Many retailers have not thought out their scanning policies and systems sufficiently to prevent loss as well as promote accuracy. Sometimes technology moves faster than common sense.
Your article about the errors in pricing when using electronic checkout systems implied that retailers are tilting the error factor in the retailer's favor. As a matter of fact, some 20% to 40% of the pricing mistakes attributed to scanners are, in fact, due to the electrical interference caused by powerful magnetic fields turning on and off, such as from a nearby belt-feed system. This electrical interference can be the source of computer lockups and strange errors that are, unfortunately, more often than not blamed on the operator. It simply is untrue that computers never make errors.
Experience has shown that errors caused by electrical interference will be all over the place--as likely to be in the customer's favor as the retailer's.

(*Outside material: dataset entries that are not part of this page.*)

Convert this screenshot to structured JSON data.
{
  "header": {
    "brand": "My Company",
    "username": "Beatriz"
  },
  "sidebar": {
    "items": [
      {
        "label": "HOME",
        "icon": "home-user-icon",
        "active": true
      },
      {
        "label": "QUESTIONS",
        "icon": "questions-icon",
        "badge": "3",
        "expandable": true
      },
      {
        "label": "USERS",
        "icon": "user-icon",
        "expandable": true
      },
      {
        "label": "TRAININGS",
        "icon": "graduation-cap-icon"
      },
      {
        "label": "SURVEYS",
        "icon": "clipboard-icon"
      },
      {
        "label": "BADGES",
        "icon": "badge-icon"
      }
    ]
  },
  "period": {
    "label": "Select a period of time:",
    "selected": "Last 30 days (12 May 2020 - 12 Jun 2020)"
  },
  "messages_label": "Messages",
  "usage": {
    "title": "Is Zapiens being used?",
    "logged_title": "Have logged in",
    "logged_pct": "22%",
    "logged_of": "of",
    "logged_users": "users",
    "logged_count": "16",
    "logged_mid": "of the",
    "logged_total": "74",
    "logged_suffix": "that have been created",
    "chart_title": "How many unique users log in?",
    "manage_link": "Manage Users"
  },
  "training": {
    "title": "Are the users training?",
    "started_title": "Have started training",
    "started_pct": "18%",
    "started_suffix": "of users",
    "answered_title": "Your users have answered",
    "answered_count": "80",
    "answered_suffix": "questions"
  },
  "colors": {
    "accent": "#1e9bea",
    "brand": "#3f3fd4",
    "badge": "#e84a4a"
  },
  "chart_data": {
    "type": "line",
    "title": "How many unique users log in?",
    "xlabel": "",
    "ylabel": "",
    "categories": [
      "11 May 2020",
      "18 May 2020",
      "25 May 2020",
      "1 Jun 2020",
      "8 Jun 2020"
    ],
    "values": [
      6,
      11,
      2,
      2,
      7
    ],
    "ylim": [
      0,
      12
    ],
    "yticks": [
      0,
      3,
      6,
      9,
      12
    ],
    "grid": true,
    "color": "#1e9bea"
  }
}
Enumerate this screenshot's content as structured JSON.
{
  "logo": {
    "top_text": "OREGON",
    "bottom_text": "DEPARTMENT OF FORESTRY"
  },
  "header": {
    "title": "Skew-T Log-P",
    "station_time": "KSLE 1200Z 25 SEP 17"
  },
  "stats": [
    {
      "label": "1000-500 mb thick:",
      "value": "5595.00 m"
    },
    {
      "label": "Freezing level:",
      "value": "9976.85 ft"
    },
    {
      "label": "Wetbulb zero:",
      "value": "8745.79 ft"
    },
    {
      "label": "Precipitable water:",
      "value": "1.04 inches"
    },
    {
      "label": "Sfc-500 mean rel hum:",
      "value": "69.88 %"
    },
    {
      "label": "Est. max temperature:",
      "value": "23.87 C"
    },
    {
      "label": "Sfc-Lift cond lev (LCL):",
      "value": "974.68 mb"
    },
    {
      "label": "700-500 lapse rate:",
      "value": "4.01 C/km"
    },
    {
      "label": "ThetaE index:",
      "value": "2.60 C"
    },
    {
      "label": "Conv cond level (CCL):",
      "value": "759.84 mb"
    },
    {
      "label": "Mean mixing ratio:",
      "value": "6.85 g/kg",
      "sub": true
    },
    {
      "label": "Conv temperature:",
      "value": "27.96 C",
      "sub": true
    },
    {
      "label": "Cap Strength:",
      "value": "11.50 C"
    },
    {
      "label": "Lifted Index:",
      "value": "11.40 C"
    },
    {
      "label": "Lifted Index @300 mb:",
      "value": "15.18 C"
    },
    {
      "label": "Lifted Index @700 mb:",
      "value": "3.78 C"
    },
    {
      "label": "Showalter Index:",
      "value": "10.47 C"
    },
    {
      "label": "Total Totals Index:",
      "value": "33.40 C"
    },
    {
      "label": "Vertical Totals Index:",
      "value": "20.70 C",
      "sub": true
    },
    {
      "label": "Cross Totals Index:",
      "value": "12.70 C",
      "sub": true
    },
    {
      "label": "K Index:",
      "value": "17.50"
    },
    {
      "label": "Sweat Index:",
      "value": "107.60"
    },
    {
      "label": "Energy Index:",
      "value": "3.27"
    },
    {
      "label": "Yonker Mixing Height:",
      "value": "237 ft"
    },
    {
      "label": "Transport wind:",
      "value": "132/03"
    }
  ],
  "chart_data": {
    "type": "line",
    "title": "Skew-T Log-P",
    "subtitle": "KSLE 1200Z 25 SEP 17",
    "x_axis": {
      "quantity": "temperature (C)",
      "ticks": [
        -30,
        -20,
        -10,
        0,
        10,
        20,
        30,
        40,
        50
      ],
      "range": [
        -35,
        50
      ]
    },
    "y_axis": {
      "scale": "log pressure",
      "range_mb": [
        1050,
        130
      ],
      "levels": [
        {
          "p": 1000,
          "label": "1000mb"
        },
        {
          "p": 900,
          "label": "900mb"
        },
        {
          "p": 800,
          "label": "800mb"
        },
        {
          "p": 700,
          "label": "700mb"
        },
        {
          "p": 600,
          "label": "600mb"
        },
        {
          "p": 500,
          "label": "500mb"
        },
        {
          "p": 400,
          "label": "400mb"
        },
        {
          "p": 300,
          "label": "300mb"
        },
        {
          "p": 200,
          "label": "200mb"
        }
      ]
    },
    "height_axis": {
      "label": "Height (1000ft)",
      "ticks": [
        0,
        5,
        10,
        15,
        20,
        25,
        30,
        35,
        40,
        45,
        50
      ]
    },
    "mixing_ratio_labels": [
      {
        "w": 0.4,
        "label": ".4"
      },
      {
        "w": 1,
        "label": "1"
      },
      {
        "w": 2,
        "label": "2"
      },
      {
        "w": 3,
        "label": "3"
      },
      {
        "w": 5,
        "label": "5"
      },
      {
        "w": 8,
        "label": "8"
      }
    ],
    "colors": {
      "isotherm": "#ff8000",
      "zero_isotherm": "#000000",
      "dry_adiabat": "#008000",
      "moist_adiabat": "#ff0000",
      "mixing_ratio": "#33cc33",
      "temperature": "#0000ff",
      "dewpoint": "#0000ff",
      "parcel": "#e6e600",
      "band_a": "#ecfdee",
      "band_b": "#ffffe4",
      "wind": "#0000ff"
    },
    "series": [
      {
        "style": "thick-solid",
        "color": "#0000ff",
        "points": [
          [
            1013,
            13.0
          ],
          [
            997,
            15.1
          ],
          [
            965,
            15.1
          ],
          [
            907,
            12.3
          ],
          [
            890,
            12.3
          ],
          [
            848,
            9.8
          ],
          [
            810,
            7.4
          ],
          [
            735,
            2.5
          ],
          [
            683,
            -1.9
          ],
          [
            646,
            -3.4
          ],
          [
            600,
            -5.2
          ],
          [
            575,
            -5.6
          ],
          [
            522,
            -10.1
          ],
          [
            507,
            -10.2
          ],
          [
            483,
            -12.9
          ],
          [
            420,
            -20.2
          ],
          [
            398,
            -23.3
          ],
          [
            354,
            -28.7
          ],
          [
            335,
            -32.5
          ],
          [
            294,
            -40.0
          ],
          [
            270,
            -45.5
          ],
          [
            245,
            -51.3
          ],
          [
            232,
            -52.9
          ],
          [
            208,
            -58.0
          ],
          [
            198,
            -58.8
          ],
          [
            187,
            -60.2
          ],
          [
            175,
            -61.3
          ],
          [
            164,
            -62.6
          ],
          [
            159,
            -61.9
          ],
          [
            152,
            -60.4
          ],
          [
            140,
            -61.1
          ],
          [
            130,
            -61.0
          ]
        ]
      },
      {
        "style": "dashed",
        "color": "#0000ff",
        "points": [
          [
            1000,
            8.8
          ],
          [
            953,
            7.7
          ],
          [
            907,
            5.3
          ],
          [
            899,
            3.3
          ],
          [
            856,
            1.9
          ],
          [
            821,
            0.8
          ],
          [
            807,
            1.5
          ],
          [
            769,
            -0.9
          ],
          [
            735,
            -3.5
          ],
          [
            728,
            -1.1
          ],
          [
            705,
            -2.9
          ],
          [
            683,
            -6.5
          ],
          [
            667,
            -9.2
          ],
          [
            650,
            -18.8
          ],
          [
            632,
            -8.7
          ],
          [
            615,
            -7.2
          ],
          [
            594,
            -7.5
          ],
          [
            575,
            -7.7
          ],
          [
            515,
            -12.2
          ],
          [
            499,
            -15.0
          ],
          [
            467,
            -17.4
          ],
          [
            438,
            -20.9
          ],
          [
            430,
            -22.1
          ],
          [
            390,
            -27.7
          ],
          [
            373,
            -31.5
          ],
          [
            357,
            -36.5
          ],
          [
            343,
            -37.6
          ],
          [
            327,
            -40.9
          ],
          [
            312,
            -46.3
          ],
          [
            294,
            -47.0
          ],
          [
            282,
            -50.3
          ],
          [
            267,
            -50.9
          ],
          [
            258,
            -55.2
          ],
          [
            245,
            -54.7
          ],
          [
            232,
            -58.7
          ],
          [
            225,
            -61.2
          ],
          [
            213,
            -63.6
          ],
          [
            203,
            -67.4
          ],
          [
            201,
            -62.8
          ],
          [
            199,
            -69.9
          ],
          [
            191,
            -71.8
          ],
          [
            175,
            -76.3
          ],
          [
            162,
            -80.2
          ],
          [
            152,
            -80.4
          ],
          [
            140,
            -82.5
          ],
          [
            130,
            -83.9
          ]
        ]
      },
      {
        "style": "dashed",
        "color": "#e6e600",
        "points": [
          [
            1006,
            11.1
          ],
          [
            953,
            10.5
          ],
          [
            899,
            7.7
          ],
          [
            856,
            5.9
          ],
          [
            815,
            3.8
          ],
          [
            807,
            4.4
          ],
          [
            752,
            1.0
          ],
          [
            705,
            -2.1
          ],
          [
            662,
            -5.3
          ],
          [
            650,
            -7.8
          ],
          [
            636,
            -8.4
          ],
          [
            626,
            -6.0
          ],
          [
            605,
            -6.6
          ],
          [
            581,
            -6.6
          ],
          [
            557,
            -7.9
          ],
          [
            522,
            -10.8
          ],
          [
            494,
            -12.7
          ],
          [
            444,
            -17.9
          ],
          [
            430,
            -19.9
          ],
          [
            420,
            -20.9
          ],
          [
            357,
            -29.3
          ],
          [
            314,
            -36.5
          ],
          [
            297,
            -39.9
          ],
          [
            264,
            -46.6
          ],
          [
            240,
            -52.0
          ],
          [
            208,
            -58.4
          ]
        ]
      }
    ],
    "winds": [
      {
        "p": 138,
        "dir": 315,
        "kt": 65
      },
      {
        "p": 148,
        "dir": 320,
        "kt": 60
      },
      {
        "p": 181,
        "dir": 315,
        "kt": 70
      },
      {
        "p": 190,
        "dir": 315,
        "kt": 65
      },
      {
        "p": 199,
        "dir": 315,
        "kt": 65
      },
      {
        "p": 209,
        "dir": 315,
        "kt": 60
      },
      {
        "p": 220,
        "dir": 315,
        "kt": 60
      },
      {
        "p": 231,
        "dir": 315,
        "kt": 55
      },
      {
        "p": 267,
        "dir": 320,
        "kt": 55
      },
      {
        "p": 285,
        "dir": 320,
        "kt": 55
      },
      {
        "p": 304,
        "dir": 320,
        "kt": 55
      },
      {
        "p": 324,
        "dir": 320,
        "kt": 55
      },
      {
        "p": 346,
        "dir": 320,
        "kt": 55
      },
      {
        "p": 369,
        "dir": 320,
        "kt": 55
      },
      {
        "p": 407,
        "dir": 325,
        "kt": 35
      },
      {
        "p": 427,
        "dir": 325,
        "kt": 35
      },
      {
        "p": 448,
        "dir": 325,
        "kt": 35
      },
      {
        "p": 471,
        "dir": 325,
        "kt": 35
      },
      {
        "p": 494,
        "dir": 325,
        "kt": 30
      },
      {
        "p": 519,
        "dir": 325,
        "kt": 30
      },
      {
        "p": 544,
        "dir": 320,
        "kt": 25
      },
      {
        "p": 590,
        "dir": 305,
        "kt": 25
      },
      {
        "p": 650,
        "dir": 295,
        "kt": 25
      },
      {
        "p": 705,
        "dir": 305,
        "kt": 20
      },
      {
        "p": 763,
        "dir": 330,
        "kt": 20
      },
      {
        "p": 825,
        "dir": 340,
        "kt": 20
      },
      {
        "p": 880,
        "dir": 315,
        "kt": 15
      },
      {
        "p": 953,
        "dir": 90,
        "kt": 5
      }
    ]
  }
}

But no matter what you say, the scanner and its associated electronic equipment are far more accurate than the old cash register and a tired checkout clerk at the end of the last shopping day before Christmas.
Ben G. Crosby
National Retail Sales Manager
I'm in charge of testing all weights-and-measures devices in Hamilton County, Ohio. As part of our procedures, we routinely check scanners in grocery, hardware, drug, and convenience stores. Seldom do we find outrageous errors. We do our best to catch the errors through random samples and notify the appropriate corporate officials of our findings.
The National Conference on Weights & Measures is just now developing standards for field work on testing scanners in conjunction with the National Institute of Standards & Technology. While 100% accuracy is the ideal, as long as humans must enter the information, there will be errors. Our experience is that most businesses will fix any errors we find immediately. And many of them also have a scan-right-or-free policy. In any case, the consumer must still watch at the checkout.
Kevin E. Pyle
Director of Assessments
Hamilton County Auditor's Office
How is the consumer to remember the price of each item from the shelf label?